L’exemple des cinq sociétés numériques les plus importantes en France est à lui seul édifiant. Pour un chiffre d’affaires de 8 milliards d’euros par an, elles acquittent un impôt de 40 millions d’euros, soit 0,5%. C’est un véritable vol, qui doit être dénoncé et auquel il doit être mis fin. Je mets au défi quiconque dans cet assemblée de qualifier de délateur tout repenti ou lanceur d’alerte qui rendrait service à la nation en signalant de telles pratiques. Il s’agit là de 50 milliards d’euros, mesdames et messieurs les députés ! Ces 50 milliards d’euros seraient autant de gagné pour atteindre notre objectif de réduction des déficits publics.

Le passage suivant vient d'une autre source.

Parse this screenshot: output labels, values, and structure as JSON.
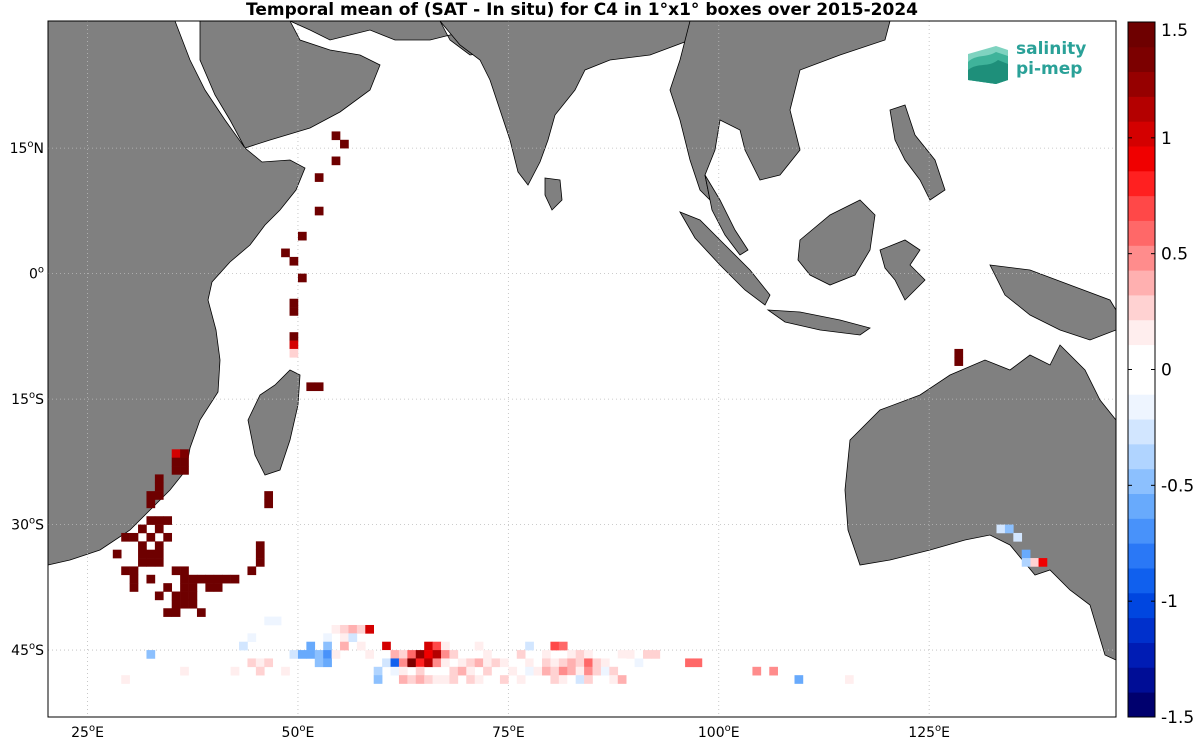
{
  "title": "Temporal mean of (SAT - In situ) for C4 in 1°x1° boxes over 2015-2024",
  "lat_ticks": [
    {
      "lat": 15,
      "deg": "15",
      "hemi": "N"
    },
    {
      "lat": 0,
      "deg": "0",
      "hemi": ""
    },
    {
      "lat": -15,
      "deg": "15",
      "hemi": "S"
    },
    {
      "lat": -30,
      "deg": "30",
      "hemi": "S"
    },
    {
      "lat": -45,
      "deg": "45",
      "hemi": "S"
    }
  ],
  "lon_ticks": [
    {
      "lon": 25,
      "deg": "25",
      "hemi": "E"
    },
    {
      "lon": 50,
      "deg": "50",
      "hemi": "E"
    },
    {
      "lon": 75,
      "deg": "75",
      "hemi": "E"
    },
    {
      "lon": 100,
      "deg": "100",
      "hemi": "E"
    },
    {
      "lon": 125,
      "deg": "125",
      "hemi": "E"
    }
  ],
  "colorbar": {
    "min": -1.5,
    "max": 1.5,
    "labels": [
      "1.5",
      "1",
      "0.5",
      "0",
      "-0.5",
      "-1",
      "-1.5"
    ],
    "label_values": [
      1.5,
      1,
      0.5,
      0,
      -0.5,
      -1,
      -1.5
    ],
    "colors": [
      "#00006e",
      "#000d96",
      "#001cb4",
      "#0030cc",
      "#0046e0",
      "#1060ee",
      "#2a78f6",
      "#4892fa",
      "#68aafc",
      "#8cc0fe",
      "#b0d4ff",
      "#d2e6ff",
      "#eef5ff",
      "#ffffff",
      "#ffffff",
      "#ffeeee",
      "#ffd2d2",
      "#ffb0b0",
      "#ff8c8c",
      "#ff6868",
      "#ff4848",
      "#ff2020",
      "#f00000",
      "#d40000",
      "#b40000",
      "#960000",
      "#7c0000",
      "#6e0000"
    ]
  },
  "logo": {
    "line1": "salinity",
    "line2": "pi-mep",
    "color": "#2aa198"
  },
  "map_colors": {
    "land": "#808080",
    "grid": "#bbbbbb",
    "coast": "#000000"
  },
  "boxes": [
    {
      "lon": 54,
      "lat": 16,
      "v": 1.6
    },
    {
      "lon": 55,
      "lat": 15,
      "v": 1.6
    },
    {
      "lon": 54,
      "lat": 13,
      "v": 1.6
    },
    {
      "lon": 52,
      "lat": 11,
      "v": 1.6
    },
    {
      "lon": 52,
      "lat": 7,
      "v": 1.6
    },
    {
      "lon": 50,
      "lat": 4,
      "v": 1.6
    },
    {
      "lon": 48,
      "lat": 2,
      "v": 1.6
    },
    {
      "lon": 49,
      "lat": 1,
      "v": 1.6
    },
    {
      "lon": 50,
      "lat": -1,
      "v": 1.6
    },
    {
      "lon": 49,
      "lat": -4,
      "v": 1.6
    },
    {
      "lon": 49,
      "lat": -5,
      "v": 1.6
    },
    {
      "lon": 49,
      "lat": -8,
      "v": 1.6
    },
    {
      "lon": 49,
      "lat": -9,
      "v": 1.0
    },
    {
      "lon": 49,
      "lat": -10,
      "v": 0.3
    },
    {
      "lon": 51,
      "lat": -14,
      "v": 1.6
    },
    {
      "lon": 52,
      "lat": -14,
      "v": 1.6
    },
    {
      "lon": 128,
      "lat": -10,
      "v": 1.6
    },
    {
      "lon": 128,
      "lat": -11,
      "v": 1.6
    },
    {
      "lon": 35,
      "lat": -22,
      "v": 1.0
    },
    {
      "lon": 36,
      "lat": -22,
      "v": 1.3
    },
    {
      "lon": 35,
      "lat": -23,
      "v": 1.6
    },
    {
      "lon": 36,
      "lat": -23,
      "v": 1.6
    },
    {
      "lon": 35,
      "lat": -24,
      "v": 1.6
    },
    {
      "lon": 36,
      "lat": -24,
      "v": 1.6
    },
    {
      "lon": 33,
      "lat": -25,
      "v": 1.6
    },
    {
      "lon": 33,
      "lat": -26,
      "v": 1.6
    },
    {
      "lon": 32,
      "lat": -27,
      "v": 1.6
    },
    {
      "lon": 33,
      "lat": -27,
      "v": 1.6
    },
    {
      "lon": 32,
      "lat": -28,
      "v": 1.6
    },
    {
      "lon": 46,
      "lat": -27,
      "v": 1.6
    },
    {
      "lon": 46,
      "lat": -28,
      "v": 1.6
    },
    {
      "lon": 32,
      "lat": -30,
      "v": 1.6
    },
    {
      "lon": 33,
      "lat": -30,
      "v": 1.6
    },
    {
      "lon": 34,
      "lat": -30,
      "v": 1.6
    },
    {
      "lon": 31,
      "lat": -31,
      "v": 1.6
    },
    {
      "lon": 33,
      "lat": -31,
      "v": 1.6
    },
    {
      "lon": 29,
      "lat": -32,
      "v": 1.6
    },
    {
      "lon": 30,
      "lat": -32,
      "v": 1.6
    },
    {
      "lon": 32,
      "lat": -32,
      "v": 1.6
    },
    {
      "lon": 34,
      "lat": -32,
      "v": 1.6
    },
    {
      "lon": 31,
      "lat": -33,
      "v": 1.6
    },
    {
      "lon": 33,
      "lat": -33,
      "v": 1.6
    },
    {
      "lon": 28,
      "lat": -34,
      "v": 1.6
    },
    {
      "lon": 31,
      "lat": -34,
      "v": 1.6
    },
    {
      "lon": 32,
      "lat": -34,
      "v": 1.6
    },
    {
      "lon": 33,
      "lat": -34,
      "v": 1.6
    },
    {
      "lon": 45,
      "lat": -33,
      "v": 1.6
    },
    {
      "lon": 45,
      "lat": -34,
      "v": 1.6
    },
    {
      "lon": 31,
      "lat": -35,
      "v": 1.6
    },
    {
      "lon": 32,
      "lat": -35,
      "v": 1.6
    },
    {
      "lon": 33,
      "lat": -35,
      "v": 1.6
    },
    {
      "lon": 45,
      "lat": -35,
      "v": 1.6
    },
    {
      "lon": 29,
      "lat": -36,
      "v": 1.6
    },
    {
      "lon": 30,
      "lat": -36,
      "v": 1.6
    },
    {
      "lon": 35,
      "lat": -36,
      "v": 1.6
    },
    {
      "lon": 36,
      "lat": -36,
      "v": 1.6
    },
    {
      "lon": 44,
      "lat": -36,
      "v": 1.6
    },
    {
      "lon": 30,
      "lat": -37,
      "v": 1.6
    },
    {
      "lon": 32,
      "lat": -37,
      "v": 1.6
    },
    {
      "lon": 36,
      "lat": -37,
      "v": 1.6
    },
    {
      "lon": 37,
      "lat": -37,
      "v": 1.6
    },
    {
      "lon": 38,
      "lat": -37,
      "v": 1.6
    },
    {
      "lon": 39,
      "lat": -37,
      "v": 1.6
    },
    {
      "lon": 40,
      "lat": -37,
      "v": 1.6
    },
    {
      "lon": 41,
      "lat": -37,
      "v": 1.6
    },
    {
      "lon": 42,
      "lat": -37,
      "v": 1.6
    },
    {
      "lon": 30,
      "lat": -38,
      "v": 1.6
    },
    {
      "lon": 34,
      "lat": -38,
      "v": 1.6
    },
    {
      "lon": 36,
      "lat": -38,
      "v": 1.6
    },
    {
      "lon": 37,
      "lat": -38,
      "v": 1.6
    },
    {
      "lon": 39,
      "lat": -38,
      "v": 1.6
    },
    {
      "lon": 40,
      "lat": -38,
      "v": 1.6
    },
    {
      "lon": 33,
      "lat": -39,
      "v": 1.6
    },
    {
      "lon": 35,
      "lat": -39,
      "v": 1.6
    },
    {
      "lon": 36,
      "lat": -39,
      "v": 1.6
    },
    {
      "lon": 37,
      "lat": -39,
      "v": 1.6
    },
    {
      "lon": 35,
      "lat": -40,
      "v": 1.6
    },
    {
      "lon": 36,
      "lat": -40,
      "v": 1.6
    },
    {
      "lon": 37,
      "lat": -40,
      "v": 1.6
    },
    {
      "lon": 34,
      "lat": -41,
      "v": 1.6
    },
    {
      "lon": 35,
      "lat": -41,
      "v": 1.6
    },
    {
      "lon": 38,
      "lat": -41,
      "v": 1.6
    },
    {
      "lon": 133,
      "lat": -31,
      "v": -0.3
    },
    {
      "lon": 134,
      "lat": -31,
      "v": -0.5
    },
    {
      "lon": 135,
      "lat": -32,
      "v": -0.3
    },
    {
      "lon": 136,
      "lat": -34,
      "v": -0.6
    },
    {
      "lon": 137,
      "lat": -35,
      "v": 0.3
    },
    {
      "lon": 136,
      "lat": -35,
      "v": -0.4
    },
    {
      "lon": 138,
      "lat": -35,
      "v": 0.9
    },
    {
      "lon": 46,
      "lat": -42,
      "v": -0.2
    },
    {
      "lon": 47,
      "lat": -42,
      "v": -0.2
    },
    {
      "lon": 45,
      "lat": -43,
      "v": -0.1
    },
    {
      "lon": 54,
      "lat": -43,
      "v": 0.2
    },
    {
      "lon": 55,
      "lat": -43,
      "v": 0.3
    },
    {
      "lon": 56,
      "lat": -43,
      "v": 0.4
    },
    {
      "lon": 57,
      "lat": -43,
      "v": 0.3
    },
    {
      "lon": 58,
      "lat": -43,
      "v": 1.0
    },
    {
      "lon": 53,
      "lat": -44,
      "v": -0.2
    },
    {
      "lon": 55,
      "lat": -44,
      "v": 0.2
    },
    {
      "lon": 56,
      "lat": -44,
      "v": -0.3
    },
    {
      "lon": 44,
      "lat": -44,
      "v": -0.2
    },
    {
      "lon": 43,
      "lat": -45,
      "v": -0.3
    },
    {
      "lon": 51,
      "lat": -45,
      "v": -0.6
    },
    {
      "lon": 53,
      "lat": -45,
      "v": -0.5
    },
    {
      "lon": 55,
      "lat": -45,
      "v": 0.4
    },
    {
      "lon": 57,
      "lat": -45,
      "v": 0.2
    },
    {
      "lon": 60,
      "lat": -45,
      "v": 1.0
    },
    {
      "lon": 65,
      "lat": -45,
      "v": 1.0
    },
    {
      "lon": 66,
      "lat": -45,
      "v": 0.7
    },
    {
      "lon": 67,
      "lat": -45,
      "v": 0.2
    },
    {
      "lon": 71,
      "lat": -45,
      "v": 0.2
    },
    {
      "lon": 77,
      "lat": -45,
      "v": -0.3
    },
    {
      "lon": 80,
      "lat": -45,
      "v": 0.7
    },
    {
      "lon": 81,
      "lat": -45,
      "v": 0.6
    },
    {
      "lon": 32,
      "lat": -46,
      "v": -0.5
    },
    {
      "lon": 49,
      "lat": -46,
      "v": -0.3
    },
    {
      "lon": 50,
      "lat": -46,
      "v": -0.6
    },
    {
      "lon": 51,
      "lat": -46,
      "v": -0.6
    },
    {
      "lon": 52,
      "lat": -46,
      "v": -0.5
    },
    {
      "lon": 53,
      "lat": -46,
      "v": -0.7
    },
    {
      "lon": 54,
      "lat": -46,
      "v": 0.2
    },
    {
      "lon": 58,
      "lat": -46,
      "v": 0.2
    },
    {
      "lon": 60,
      "lat": -46,
      "v": -0.1
    },
    {
      "lon": 61,
      "lat": -46,
      "v": 0.4
    },
    {
      "lon": 62,
      "lat": -46,
      "v": 0.3
    },
    {
      "lon": 63,
      "lat": -46,
      "v": 0.6
    },
    {
      "lon": 64,
      "lat": -46,
      "v": 1.2
    },
    {
      "lon": 65,
      "lat": -46,
      "v": 0.9
    },
    {
      "lon": 66,
      "lat": -46,
      "v": 1.1
    },
    {
      "lon": 67,
      "lat": -46,
      "v": 0.5
    },
    {
      "lon": 68,
      "lat": -46,
      "v": 0.3
    },
    {
      "lon": 72,
      "lat": -46,
      "v": 0.2
    },
    {
      "lon": 76,
      "lat": -46,
      "v": 0.3
    },
    {
      "lon": 79,
      "lat": -46,
      "v": 0.2
    },
    {
      "lon": 82,
      "lat": -46,
      "v": 0.2
    },
    {
      "lon": 83,
      "lat": -46,
      "v": 0.3
    },
    {
      "lon": 84,
      "lat": -46,
      "v": 0.2
    },
    {
      "lon": 88,
      "lat": -46,
      "v": 0.2
    },
    {
      "lon": 89,
      "lat": -46,
      "v": 0.2
    },
    {
      "lon": 90,
      "lat": -46,
      "v": 0.1
    },
    {
      "lon": 91,
      "lat": -46,
      "v": 0.3
    },
    {
      "lon": 92,
      "lat": -46,
      "v": 0.3
    },
    {
      "lon": 44,
      "lat": -47,
      "v": 0.3
    },
    {
      "lon": 45,
      "lat": -47,
      "v": 0.2
    },
    {
      "lon": 46,
      "lat": -47,
      "v": 0.3
    },
    {
      "lon": 52,
      "lat": -47,
      "v": -0.5
    },
    {
      "lon": 53,
      "lat": -47,
      "v": -0.6
    },
    {
      "lon": 60,
      "lat": -47,
      "v": -0.3
    },
    {
      "lon": 61,
      "lat": -47,
      "v": -0.9
    },
    {
      "lon": 62,
      "lat": -47,
      "v": 0.5
    },
    {
      "lon": 63,
      "lat": -47,
      "v": 1.3
    },
    {
      "lon": 64,
      "lat": -47,
      "v": 0.8
    },
    {
      "lon": 65,
      "lat": -47,
      "v": 1.1
    },
    {
      "lon": 66,
      "lat": -47,
      "v": 0.5
    },
    {
      "lon": 67,
      "lat": -47,
      "v": 0.2
    },
    {
      "lon": 69,
      "lat": -47,
      "v": 0.2
    },
    {
      "lon": 70,
      "lat": -47,
      "v": 0.3
    },
    {
      "lon": 71,
      "lat": -47,
      "v": 0.4
    },
    {
      "lon": 72,
      "lat": -47,
      "v": 0.2
    },
    {
      "lon": 73,
      "lat": -47,
      "v": 0.3
    },
    {
      "lon": 74,
      "lat": -47,
      "v": 0.2
    },
    {
      "lon": 77,
      "lat": -47,
      "v": 0.2
    },
    {
      "lon": 78,
      "lat": -47,
      "v": -0.1
    },
    {
      "lon": 79,
      "lat": -47,
      "v": 0.3
    },
    {
      "lon": 80,
      "lat": -47,
      "v": 0.2
    },
    {
      "lon": 81,
      "lat": -47,
      "v": 0.3
    },
    {
      "lon": 82,
      "lat": -47,
      "v": 0.4
    },
    {
      "lon": 83,
      "lat": -47,
      "v": 0.3
    },
    {
      "lon": 84,
      "lat": -47,
      "v": 0.6
    },
    {
      "lon": 85,
      "lat": -47,
      "v": 0.3
    },
    {
      "lon": 86,
      "lat": -47,
      "v": 0.2
    },
    {
      "lon": 88,
      "lat": -47,
      "v": -0.1
    },
    {
      "lon": 90,
      "lat": -47,
      "v": -0.2
    },
    {
      "lon": 96,
      "lat": -47,
      "v": 0.6
    },
    {
      "lon": 97,
      "lat": -47,
      "v": 0.6
    },
    {
      "lon": 36,
      "lat": -48,
      "v": 0.2
    },
    {
      "lon": 42,
      "lat": -48,
      "v": 0.2
    },
    {
      "lon": 45,
      "lat": -48,
      "v": 0.3
    },
    {
      "lon": 48,
      "lat": -48,
      "v": 0.2
    },
    {
      "lon": 59,
      "lat": -48,
      "v": -0.4
    },
    {
      "lon": 61,
      "lat": -48,
      "v": -0.2
    },
    {
      "lon": 62,
      "lat": -48,
      "v": 0.2
    },
    {
      "lon": 64,
      "lat": -48,
      "v": 0.3
    },
    {
      "lon": 68,
      "lat": -48,
      "v": 0.3
    },
    {
      "lon": 69,
      "lat": -48,
      "v": 0.4
    },
    {
      "lon": 70,
      "lat": -48,
      "v": 0.2
    },
    {
      "lon": 72,
      "lat": -48,
      "v": 0.3
    },
    {
      "lon": 75,
      "lat": -48,
      "v": 0.2
    },
    {
      "lon": 77,
      "lat": -48,
      "v": -0.2
    },
    {
      "lon": 78,
      "lat": -48,
      "v": 0.2
    },
    {
      "lon": 79,
      "lat": -48,
      "v": 0.4
    },
    {
      "lon": 80,
      "lat": -48,
      "v": 0.3
    },
    {
      "lon": 81,
      "lat": -48,
      "v": 0.5
    },
    {
      "lon": 82,
      "lat": -48,
      "v": 0.4
    },
    {
      "lon": 83,
      "lat": -48,
      "v": 0.2
    },
    {
      "lon": 84,
      "lat": -48,
      "v": 0.5
    },
    {
      "lon": 85,
      "lat": -48,
      "v": 0.3
    },
    {
      "lon": 86,
      "lat": -48,
      "v": -0.2
    },
    {
      "lon": 87,
      "lat": -48,
      "v": 0.3
    },
    {
      "lon": 104,
      "lat": -48,
      "v": 0.5
    },
    {
      "lon": 106,
      "lat": -48,
      "v": 0.5
    },
    {
      "lon": 29,
      "lat": -49,
      "v": 0.2
    },
    {
      "lon": 59,
      "lat": -49,
      "v": -0.5
    },
    {
      "lon": 62,
      "lat": -49,
      "v": 0.4
    },
    {
      "lon": 63,
      "lat": -49,
      "v": 0.3
    },
    {
      "lon": 64,
      "lat": -49,
      "v": 0.4
    },
    {
      "lon": 65,
      "lat": -49,
      "v": 0.3
    },
    {
      "lon": 66,
      "lat": -49,
      "v": 0.2
    },
    {
      "lon": 67,
      "lat": -49,
      "v": 0.2
    },
    {
      "lon": 68,
      "lat": -49,
      "v": 0.3
    },
    {
      "lon": 70,
      "lat": -49,
      "v": 0.3
    },
    {
      "lon": 71,
      "lat": -49,
      "v": 0.2
    },
    {
      "lon": 74,
      "lat": -49,
      "v": 0.3
    },
    {
      "lon": 76,
      "lat": -49,
      "v": 0.2
    },
    {
      "lon": 80,
      "lat": -49,
      "v": 0.3
    },
    {
      "lon": 81,
      "lat": -49,
      "v": 0.2
    },
    {
      "lon": 82,
      "lat": -49,
      "v": -0.1
    },
    {
      "lon": 83,
      "lat": -49,
      "v": -0.3
    },
    {
      "lon": 84,
      "lat": -49,
      "v": 0.3
    },
    {
      "lon": 87,
      "lat": -49,
      "v": 0.2
    },
    {
      "lon": 88,
      "lat": -49,
      "v": 0.4
    },
    {
      "lon": 109,
      "lat": -49,
      "v": -0.6
    },
    {
      "lon": 115,
      "lat": -49,
      "v": 0.2
    }
  ]
}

Et si d’aventure les résultats tardaient à se manifester à cause de l’ampleur de la tâche, alors c’est la question même du statut des dettes qui devra être posée – des profits colossaux ont pu, en effet, être détournés. Cette perspective n’est pas irréaliste ou dangereuse. La dette grecque, tant privée que publique, a été allégée en 2012. Dans le cas de la crise chypriote, les créanciers ont été mis à contribution. Les créanciers n’auraient-ils pas intérêt à réduire leurs prétentions pour sauver l’essentiel ? Ce qui est irréaliste et dangereux, ce serait de croire encore que l’on pourrait s’accommoder de la dette ou que l’on pourrait brader le service public. Cette issue est inéluctable pour les libéraux, qui prôneront d’abord une réduction sans mesure de la dépense publique, puis finiront – comme en Grèce – par demander la liquidation des services publics ou privés. D’ailleurs, les recettes ainsi obtenues ont été inférieures de moitié à ce qu’ils espéraient.
Nos sociétés ne sont pas menacées par la rébellion des créanciers mais par le soulèvement du peuple. Elles attendent un engagement et une détermination sans failles de la part des partis politiques réformistes, mais n’ont rien à attendre de la démagogie et du rejet brandis par les partis extrémistes. Nous n’avons tout simplement pas le choix : nous devons mener une véritable guerre aux abus. L’Europe doit apprendre à aller vite et améliorer ses procédures démocratiques, si elle veut rivaliser avec les marchands, les financiers et les juristes dont la réactivité est sans pareil. Nous n’avons pas le choix. Ou plutôt, nous n’avons que le choix de l’Europe et de la radicalité face au vol international.